What Are the Best Tips for Conserving Forests?
There are a lot of things that people can do to help conserve forests including recycling, making the decision to go paperless, consuming locally or regionally certified wood or food products, and simply speaking out. Some people think that individual efforts have little effect on conserving forests, but little actions, when combined together, can have a substantial impact on the positive effects of preserving forests, conserving trees, and speaking out about mass deforestation.
Recycling is a problem for some people, but it makes a difference when it comes to conserving forests. A good example is the Sunday newspaper, which requires that 500,000 trees be cut down every week. If just one in ten people across the U.S. would recycle newspapers, 25 million trees could be saved each year. Enough paper waste is thrown out every year to produce heat in 50 million homes for 20 years.
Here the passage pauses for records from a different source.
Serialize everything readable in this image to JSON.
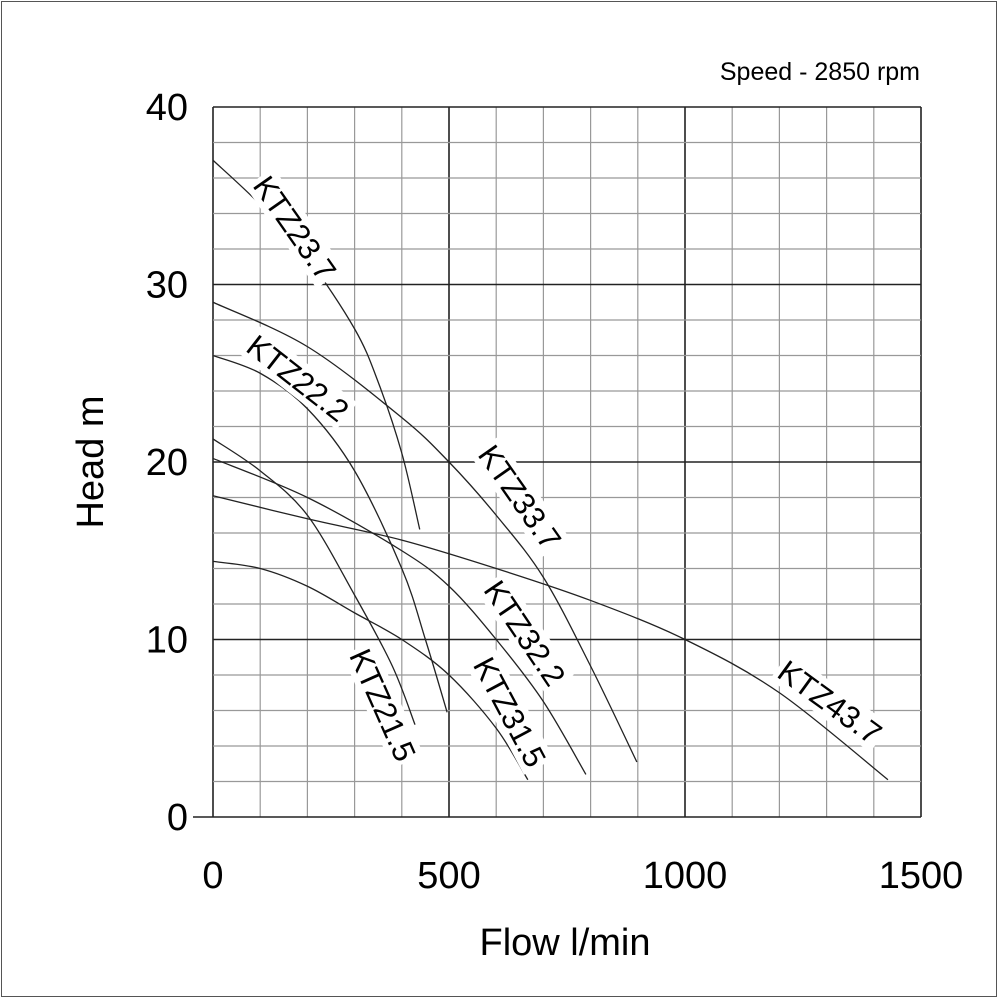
{
  "chart_data": {
    "type": "line",
    "annotation": "Speed - 2850 rpm",
    "xlabel": "Flow l/min",
    "ylabel": "Head m",
    "xlim": [
      0,
      1500
    ],
    "ylim": [
      0,
      40
    ],
    "xticks": [
      "0",
      "500",
      "1000",
      "1500"
    ],
    "yticks": [
      "0",
      "10",
      "20",
      "30",
      "40"
    ],
    "grid": true,
    "legend": "none (inline curve labels)",
    "series": [
      {
        "name": "KTZ23.7",
        "x": [
          0,
          100,
          200,
          300,
          350,
          400,
          438
        ],
        "y": [
          37,
          34.5,
          31.5,
          27.5,
          24.5,
          20.5,
          16.2
        ]
      },
      {
        "name": "KTZ22.2",
        "x": [
          0,
          100,
          200,
          300,
          400,
          450,
          496
        ],
        "y": [
          26,
          25,
          23,
          19.5,
          14,
          10,
          5.9
        ]
      },
      {
        "name": "KTZ33.7",
        "x": [
          0,
          200,
          400,
          500,
          600,
          700,
          800,
          898
        ],
        "y": [
          29,
          26.5,
          22.5,
          20,
          17,
          13.5,
          8.5,
          3.1
        ]
      },
      {
        "name": "KTZ21.5",
        "x": [
          0,
          100,
          200,
          300,
          380,
          428
        ],
        "y": [
          21.3,
          19.5,
          17,
          12.5,
          8.5,
          5.2
        ]
      },
      {
        "name": "KTZ32.2",
        "x": [
          0,
          200,
          400,
          500,
          600,
          700,
          790
        ],
        "y": [
          20.2,
          18,
          15,
          13,
          10,
          6.5,
          2.4
        ]
      },
      {
        "name": "KTZ31.5",
        "x": [
          0,
          100,
          200,
          300,
          400,
          500,
          600,
          667
        ],
        "y": [
          14.4,
          14,
          13,
          11.5,
          10,
          8,
          5,
          2.1
        ]
      },
      {
        "name": "KTZ43.7",
        "x": [
          0,
          200,
          400,
          600,
          800,
          1000,
          1200,
          1430
        ],
        "y": [
          18.1,
          16.8,
          15.6,
          14,
          12.2,
          10,
          7,
          2.1
        ]
      }
    ]
  }
}
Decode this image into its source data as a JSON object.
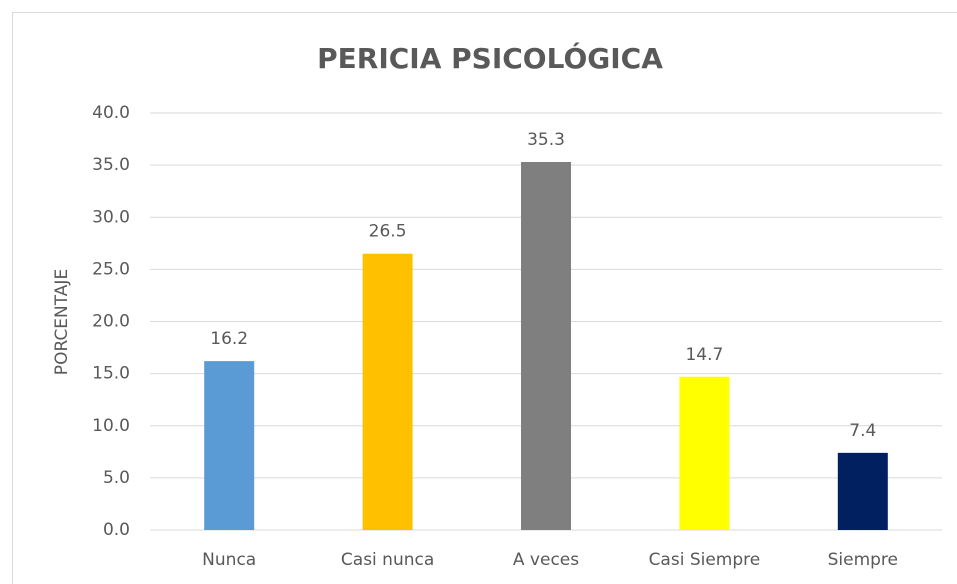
{
  "chart_data": {
    "type": "bar",
    "title": "PERICIA PSICOLÓGICA",
    "y_label": "PORCENTAJE",
    "categories": [
      "Nunca",
      "Casi nunca",
      "A veces",
      "Casi Siempre",
      "Siempre"
    ],
    "values": [
      16.2,
      26.5,
      35.3,
      14.7,
      7.4
    ],
    "colors": [
      "#5b9bd5",
      "#ffc000",
      "#7f7f7f",
      "#ffff00",
      "#002060"
    ],
    "ylim": [
      0,
      40
    ],
    "yticks": [
      {
        "value": 0,
        "label": "0.0"
      },
      {
        "value": 5,
        "label": "5.0"
      },
      {
        "value": 10,
        "label": "10.0"
      },
      {
        "value": 15,
        "label": "15.0"
      },
      {
        "value": 20,
        "label": "20.0"
      },
      {
        "value": 25,
        "label": "25.0"
      },
      {
        "value": 30,
        "label": "30.0"
      },
      {
        "value": 35,
        "label": "35.0"
      },
      {
        "value": 40,
        "label": "40.0"
      }
    ],
    "grid": true
  }
}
The decision to go paperless could go a long way towards conserving forests and in stopping clear cutting and mass deforestation around the world. Some people already pay bills and get electronic statements online, which is a good step in the right direction. More can be done by putting an end to junk mail: catalogs, credit card offers, and marketing mail. Rather than trying to contact each individual company or organization to get the mailings stopped, consumers can search online for a service that can remove an address from all mailing lists that are used by these companies. Other computer paper-eliminating tips include using the "save as PDF" or "print to PDF" function and saving documents as PDF files rather than printing them out, using a digitized personal signature on an e-mail rather than a sending a paper fax, and sending video or digital greeting cards.
If conserving forests is to be a priority, local, certified wood products should be considered when building or remodeling. Purchasing and consuming locally grown products requires less energy to transport and may reduce or eliminate the trade and import of exotic woods that are only found in certain forests, perhaps on the other side of the planet. Consumers should also consider buying from companies that manage forests according to specific guidelines, like those set out by the Forest Stewardship Council, that plant, manage and harvest trees in ways that help in conserving forests, preventing deforestation, and ultimately in saving more trees.
Another important method of saving trees and conserving forests is by making an effort and taking the time to speak out against habitat destruction, deforestation, the displacement or slaughter of species indigenous to the forest, and the clear-cutting tactics of some governments and companies around the world. Speaking out against those who are perpetuating these logging and forestry methods that negatively impact all people may just be enough. One voice might be all it takes to get through and begin to make a change for the better.
Locally, people can help conserve forests by lobbying for good forest management. This means cutting enough lumber to keep a forest healthy, without completely decimating it, keeping underbrush cleared out with *controlled* burns, and replacing cut trees with those native to the area and also making sure the saplings are healthy and disease-free. Another good forest conservation procedure is to clear diseased trees so the malady doesn't spread to other trees nearby.
People can also help with forest conservation by planting native trees in their yards and supporting the planting of native trees in parks and green spaces. This helps keep the whole population healthy.